The return stroke can be seen in the image as the bright flash that occurs the moment the first tendril of the avalanche current strikes Earth, leaving only one path glowing after the flash.
Corona provides the reservoir of charge and the dark current mechanism for avalanche required to make an arc. This is what is missing in the consensus notions.
It’s also worth noting – when you see a news report about lightning killing a herd of cows, elk, or reindeer, they are always found piled together. The reporter will say, they were huddled together for warmth in the storm, or some such. The reason is they were all part of the positive coronal return stroke – as charged bodies, they got pulled into a pile by the lightning.
Water is self-ionizing. Water in its liquid state undergoes auto-ionization when water molecules combine – as in condensation – to form one hydroxide anion (OH-) and one hydronium cation (H3O+). Water can further be ionized by impurity, such as carbon dioxide to form carbonic acid. Therefore, water condensing into clouds in a monster electric field provides an ionization event. The E-field strips the ions apart as they form.
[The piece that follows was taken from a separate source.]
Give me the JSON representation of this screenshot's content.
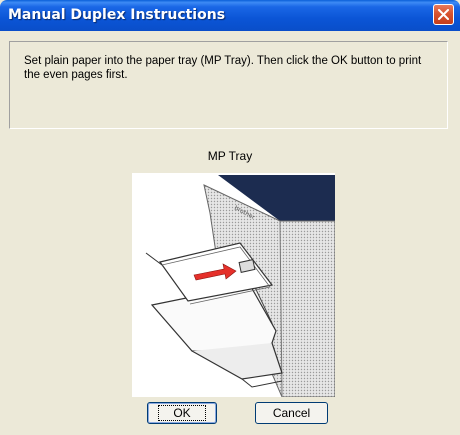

Water in a thunderstorm goes through all of it’s phases. From water vapor, to cloud condensate, to rain droplet, to ice. The structure of a thunderstorm is oriented vertically around a large central updraft. The phase changes occur in layered strata of increasingly colder temperatures.
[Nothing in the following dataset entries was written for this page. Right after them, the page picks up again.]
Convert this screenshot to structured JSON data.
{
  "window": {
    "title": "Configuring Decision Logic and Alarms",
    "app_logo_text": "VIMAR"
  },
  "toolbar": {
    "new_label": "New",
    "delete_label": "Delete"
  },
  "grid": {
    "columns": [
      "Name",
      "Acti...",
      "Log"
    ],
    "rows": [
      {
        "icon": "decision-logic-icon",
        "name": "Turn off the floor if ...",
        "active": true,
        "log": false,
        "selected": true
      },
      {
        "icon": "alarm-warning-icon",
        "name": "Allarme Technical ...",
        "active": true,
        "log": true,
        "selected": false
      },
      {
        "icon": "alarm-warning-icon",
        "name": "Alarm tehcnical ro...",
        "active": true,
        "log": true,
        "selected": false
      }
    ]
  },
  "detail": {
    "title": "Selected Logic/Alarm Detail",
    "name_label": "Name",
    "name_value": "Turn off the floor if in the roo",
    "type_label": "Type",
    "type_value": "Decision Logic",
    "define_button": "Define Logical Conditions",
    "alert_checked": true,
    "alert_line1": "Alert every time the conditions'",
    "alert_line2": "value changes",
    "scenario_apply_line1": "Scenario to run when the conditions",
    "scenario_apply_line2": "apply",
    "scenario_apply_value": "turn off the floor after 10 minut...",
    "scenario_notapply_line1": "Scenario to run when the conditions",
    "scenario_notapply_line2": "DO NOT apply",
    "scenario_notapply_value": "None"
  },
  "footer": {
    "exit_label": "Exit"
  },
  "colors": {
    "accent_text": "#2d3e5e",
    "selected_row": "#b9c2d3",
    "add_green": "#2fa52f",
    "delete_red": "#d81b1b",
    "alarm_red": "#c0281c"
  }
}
Water can become supersaturated – rising above 100% relative humidity if air is rapidly cooled, for example, by rising suddenly in an updraft. The supersaturation instability provides another opportunity for ionization.
Ice is typically a positive charge carrier, meaning that current flows over its surface in streams of positive ions. Flash freezing water onto ice, as hail stones grow, provides another opportunity for ionization.
Each layer of air in a storm has different temperature, humidity, pressure and velocity, transporting different phases of water at different partial pressures, which means the conductivity of the air is changing too. This effect we discussed already as the cause of the thermoelectric engine in the thunderstorm.
If you know any commercial, or military pilots who have flown through the heart of thunderstorms, ask them if they saw the corona themselves, glowing on parts of the airplane.
This is still only part of the matrix of cause and effect that makes thunderstorms. The storm clouds are a corona – the interior of the clouds contain cold plasma. Corona are the result of current in the updraft driven by the thermoelectric effect, and water condensing and freezing. All of the effects of lightning, tornado, rain and downburst wind is a form of electrical discharge from the corona.
The specifics of a tornado will come next in the discussion. There is more to discuss about lightning and winds, also. There are different types of lightning which come from different corona, but we’ll pick-up on that when we get into geology.